Welcome to our course on social entrepreneurship in the liberal arts. This is the second straight year for this class. I am counting on a memorable four weeks together.
This 2013 Middlebury course has many antecedents. In Winter 2005, I helped to lead a course on ‘Building the New Climate Movement‘ (Four of the students from this course, I am proud to note, went on to found 350.org.) In the fall of 2007, I supervised an independent study on social entrepreneurship with David Hopkins 07.5. Four sets of Middlebury students and I have studied 21st-century global challenges, first in the ES senior seminar and subsequently in a course with that name. The last time I taught that course, in January 2011, 21 students crafted a vision for the Middlebury Center for Social Entrepreneurship (MCSE). Last year, with the inauguration of the MCSE, this course debuted. Finally, dozens of Middlebury students with whom I have worked, following the tenets of open-source learning, have led projects that mattered: there are too many examples to cite!

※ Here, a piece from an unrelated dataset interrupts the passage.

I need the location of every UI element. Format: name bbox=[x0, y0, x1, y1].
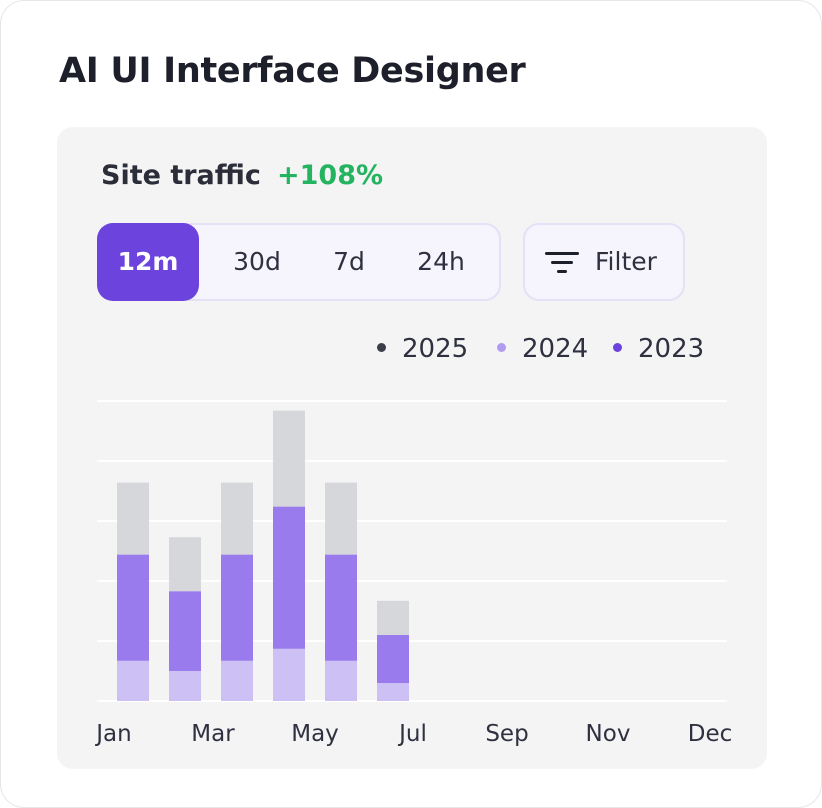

What have I learned from all of this? First, that this generation of college students is keenly focused on finding solutions to great challenges: local, regional, and global. Indeed, ‘The Solutions Generation‘ is a good name for them. Second, the classroom is a wonderful forum for effecting social change, in ways that are humble and sometimes grand. Vermont’s own John Dewey was right: students learn by doing, and in the process get a handle on what it means to live in and build a democratic community. Finally, when all of this really goes well, college students in a liberal arts setting can make progress on the most important goal of the liberal arts: to begin to explore what it means to lead a life of meaning.

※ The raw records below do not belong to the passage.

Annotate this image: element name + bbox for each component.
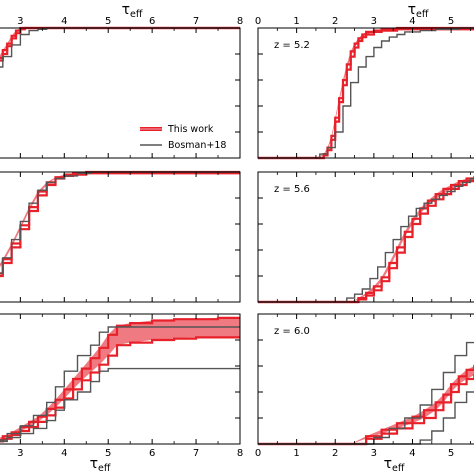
annotation-right-bottom: z = 6.0 xyxy=(274,326,310,337)
xtick-label-top-left-top-7: 7 xyxy=(193,16,199,27)
xtick-label-top-right-top-0: 0 xyxy=(255,16,261,27)
frame-left-bottom xyxy=(0,313,241,445)
series-band-fill-left-middle xyxy=(0,172,240,268)
top-right-xlabel: τeff xyxy=(408,2,429,20)
series-this-work-lower-right-middle xyxy=(258,178,474,304)
legend-label-bosman: Bosman+18 xyxy=(168,140,226,151)
annotation-right-top: z = 5.2 xyxy=(274,40,310,51)
series-bosman-y-left-middle xyxy=(0,171,240,275)
xtick-label-top-right-top-4: 4 xyxy=(409,16,415,27)
panel-left-middle xyxy=(0,170,241,303)
bottom-right-xlabel: τeff xyxy=(384,456,405,474)
xtick-label-bottom-left-bottom-6: 6 xyxy=(149,448,155,459)
xtick-label-bottom-right-bottom-1: 1 xyxy=(293,448,299,459)
panel-right-middle: z = 5.6 xyxy=(257,171,474,304)
series-bosman-y-right-top xyxy=(258,27,474,159)
xtick-label-bottom-left-bottom-4: 4 xyxy=(61,448,67,459)
frame-right-middle xyxy=(257,171,474,303)
svg-text:τeff: τeff xyxy=(408,2,429,20)
panel-right-top: 0 1 2 3 4 5 z = 5.2 xyxy=(255,16,474,160)
series-bosman-y-left-top xyxy=(0,27,240,68)
xtick-label-top-left-top-8: 8 xyxy=(237,16,243,27)
series-this-work-lower-left-middle xyxy=(0,172,240,278)
series-band-fill-right-bottom xyxy=(258,366,474,444)
xtick-label-bottom-right-bottom-0: 0 xyxy=(255,448,261,459)
xtick-label-bottom-left-bottom-5: 5 xyxy=(105,448,111,459)
series-this-work-upper-left-top xyxy=(0,26,240,59)
series-this-work-upper-left-middle xyxy=(0,170,240,275)
xtick-label-bottom-left-bottom-8: 8 xyxy=(237,448,243,459)
series-this-work-lower-right-top xyxy=(258,28,474,160)
bottom-left-xlabel: τeff xyxy=(90,456,111,474)
xtick-label-bottom-left-bottom-3: 3 xyxy=(17,448,23,459)
series-bosman-y2-left-bottom xyxy=(0,367,240,443)
xtick-label-top-left-top-5: 5 xyxy=(105,16,111,27)
svg-text:τeff: τeff xyxy=(122,2,143,20)
xtick-label-top-right-top-3: 3 xyxy=(371,16,377,27)
frame-left-middle xyxy=(0,171,241,303)
bottom-right-xlabel-sub: eff xyxy=(392,463,405,474)
xtick-label-bottom-right-bottom-2: 2 xyxy=(332,448,338,459)
bottom-left-xlabel-sub: eff xyxy=(98,463,111,474)
panels-layer: 3 4 5 6 7 8 0 1 2 3 4 5 z = 5.2 z = 5.6 3 4 5 6 7 8 0 1 2 3 4 5 z … xyxy=(0,16,474,459)
legend: This work Bosman+18 xyxy=(140,124,226,151)
top-left-xlabel-symbol: τ xyxy=(122,2,130,18)
series-this-work-lower-left-top xyxy=(0,26,240,62)
panel-left-top: 3 4 5 6 7 8 xyxy=(0,16,243,159)
xtick-label-bottom-left-bottom-7: 7 xyxy=(193,448,199,459)
xtick-label-top-right-top-2: 2 xyxy=(332,16,338,27)
legend-label-this-work: This work xyxy=(167,124,214,135)
panel-right-bottom: 0 1 2 3 4 5 z = 6.0 xyxy=(255,313,474,459)
xtick-label-bottom-right-bottom-3: 3 xyxy=(371,448,377,459)
series-this-work-lower-right-bottom xyxy=(258,374,474,446)
xtick-label-top-left-top-6: 6 xyxy=(149,16,155,27)
panel-left-bottom: 3 4 5 6 7 8 xyxy=(0,313,243,459)
top-right-xlabel-sub: eff xyxy=(416,9,429,20)
svg-text:τeff: τeff xyxy=(90,456,111,474)
bottom-right-xlabel-symbol: τ xyxy=(384,456,392,472)
series-band-fill-left-top xyxy=(0,28,240,59)
top-left-xlabel-sub: eff xyxy=(130,9,143,20)
top-right-xlabel-symbol: τ xyxy=(408,2,416,18)
series-this-work-lower-left-bottom xyxy=(0,336,240,443)
xtick-label-top-right-top-1: 1 xyxy=(293,16,299,27)
top-left-xlabel: τeff xyxy=(122,2,143,20)
frame-right-bottom xyxy=(257,313,474,445)
frame-left-top xyxy=(0,27,241,159)
xtick-label-bottom-right-bottom-4: 4 xyxy=(409,448,415,459)
series-bosman-y-left-bottom xyxy=(0,326,240,441)
series-this-work-upper-left-bottom xyxy=(0,316,240,442)
frame-right-top xyxy=(257,27,474,159)
series-this-work-upper-right-middle xyxy=(258,176,474,304)
xtick-label-top-left-top-3: 3 xyxy=(17,16,23,27)
xtick-label-top-right-top-5: 5 xyxy=(448,16,454,27)
annotation-right-middle: z = 5.6 xyxy=(274,184,310,195)
xtick-label-top-left-top-4: 4 xyxy=(61,16,67,27)
series-bosman-y-right-bottom xyxy=(258,341,474,445)
series-bosman-y-right-middle xyxy=(258,177,474,303)
xtick-label-bottom-right-bottom-5: 5 xyxy=(448,448,454,459)
bottom-left-xlabel-symbol: τ xyxy=(90,456,98,472)
svg-text:τeff: τeff xyxy=(384,456,405,474)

This is where the idea of social entrepreneurship comes in. As I have studied the idea over the past few years, I have come to the conclusion that social entrepreneurship is a great complement to the 21st-century liberal arts. I wrote about this two years ago; it is from the observations in that essay (summarized in this brief video and this animated lecture) that our class will begin.
We will try to accomplish much during these four weeks of winter term, not the least of which will be to collaborate one week with students enrolled in MiddCORE and to help play a leading role in the Second Annual Symposium for the Middlebury Center for Social Entrepreneurship,
I look forward to all of this very much.